Has this happened to you?

United States
March 31, 2007 7:53pm CST
You get a new friend request from someone who has few to no discussions and yet 30 to 40 friends on their list. What is the deal? I get this all the time. When I get a new friend request I check the person out. I look at discussions they have started and replied to and form my decision based on that information. So what is the deal with friend requests when the person has no discussions or replies and more than a handful of friends? Are we approving blindly? And why are these people asking to be approved as your friend before they get a true feel for mylot and participate in a discussion?
1 person likes this
5 responses
• Philippines
3 Apr 07
Maybe they're just looking for friends and don't really feel the need to post.. When I first started myspace i added random people to my friends list hoping they'd care or whatever..
1 person likes this
• United States
3 Apr 07
Well, we DO care. Mylot is a place to make yourself heard...and people do care about what you think. But I do think I am begining to understand. Maybe you don't want to put yourself out there until you feel a little more secure and being accepted to someone's friends list helps boost your confidence.
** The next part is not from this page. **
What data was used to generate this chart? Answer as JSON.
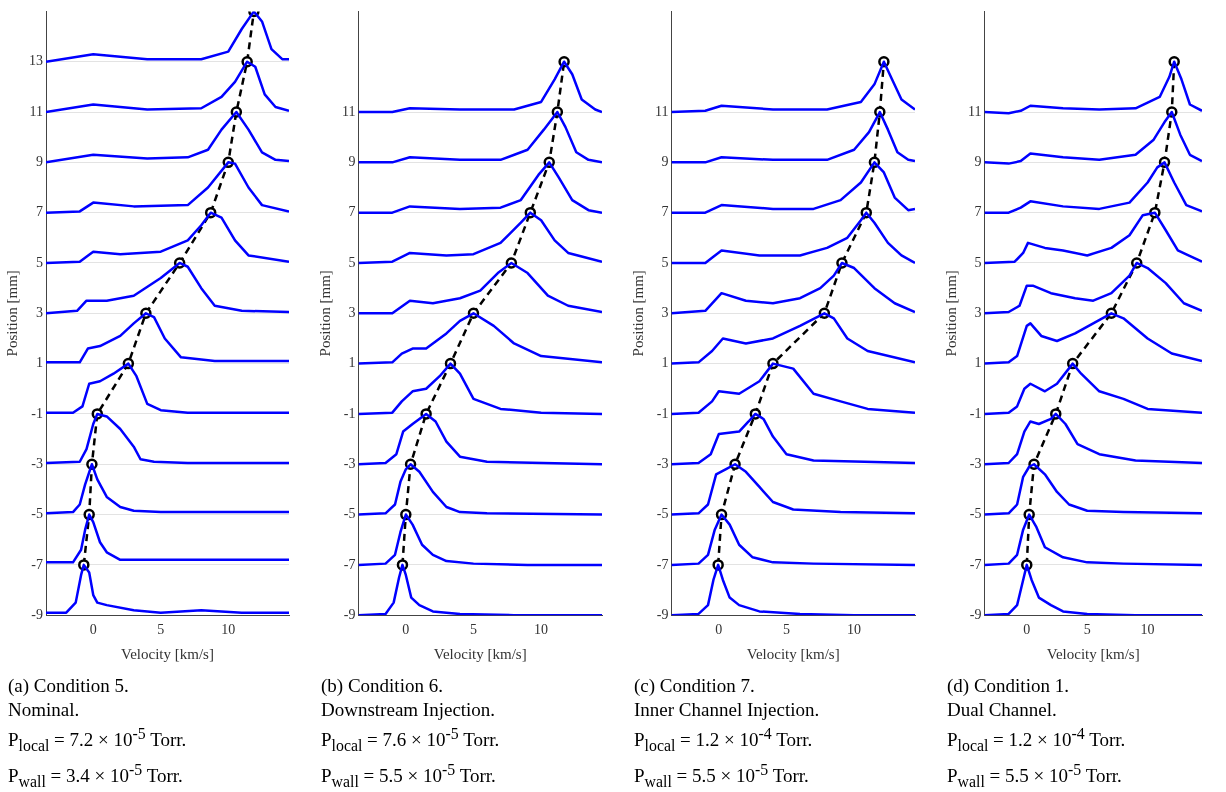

If I'm wrong, please tell me. But if I'm in the ball park, here is what I would like to do... I see you are a (12). I will look for your discussions and reply to them - which will help earn you a little money and I'll request to be out on your friends list. Welcome to MyLot!
@MsTickle (25180)
• Australia
2 Apr 07
I think you answered your own question albeit unwittingly. I think a lot of people new to this site simply don't understand it and don't know what to do. The only thing they see that means anything to them is to do with adding friends. They don't even get an avatar for a while....some never. For some people too, having friends and lots of them is very very important and I think the people you described are these people. I haven't experienced this but if I did I would contact them and offer help and suggestions. keep smiling. :D
1 person likes this
• United States
3 Apr 07
Now see! That is the reason that I asked this question, because people like you have a different perspective and it's usually a sunny one! I had not thought about how important it is to some people to build an extensive friends list. I will take your advice and offer my help the next time this happens. Thank you Ms Tickle!
@emeraldisle (13139)
• United States
1 Apr 07
I've had this happen a lot lately. Not sure why they do it but they do. I have gotten to where if I see they only have a handful of posts to just deny. I know that's horrible but when I'm getting upwards of 10 a day and from ones I don't recognize and have very little in their listings I have to wonder why they are bothering. Maybe they are looking to spam I don't know but I figure I want friends I will interact with not just have a list of. So I do not approve blindly. I check each one out. Some might sit for a while before I get to them as well. I'd rather do that and make sure that my friends list is a good one that will be one I will help support then to just have a bunch of names there.
• United States
1 Apr 07
I feel the same way about it. Some I have denied and others I let sit until I see what they are about but for the most part it urks me to have someone try to build their friends list before they interact with the mylot community. By the way, where have you been woman?
@kyran_12 (643)
• India
1 Apr 07
yea many time this happens but i dont think about it much ,,, i cant take evrything seriously may be thats the problem but then we should let it go ... its good rather to have more friends than having less....and i dont belive in good and bad friends..thats all kids stuff !!!!!!!! friends are friends no matter how and what they are....................cheers
• United States
1 Apr 07
It's not a matter of taking it too seriously or too lightly. The question is, why try to build a friends list before you even bother to post a discussion or a response to a discussion? Is an extensive friends list more important than quality posts?
• Philippines
1 Apr 07
The way I see it, denying friends' request is tantamount to rejecting a blessing. What I do is just accept anyone who wishes to be in my friends' list. One of the reasons I could think of why they do this is because they want you to take part in their discussions. This is one test if their offer of friendship is sincere or just for convenience. This doubt was partly cleared one time when I saw a post about a myLot user who made a statement that she will delete all the people in her friends' list who are inactive or not replying to her discussions. It just made me smile. MyLot should have a category for friends list. One for the real ones and one for "friends who are obliged to reply to my discussions". How about that?
1 person likes this
• United States
3 Apr 07
I can't say it's because they want me to participate in their discussions because they have neither posted any discussions nor replied to any. I don't delete anyone once I have accepted them as a friend but I do check them out before adding them. Once they are on my list I do try to respond to as many of their discussions as possible but I am cautious about who I add to my list. But that's just me.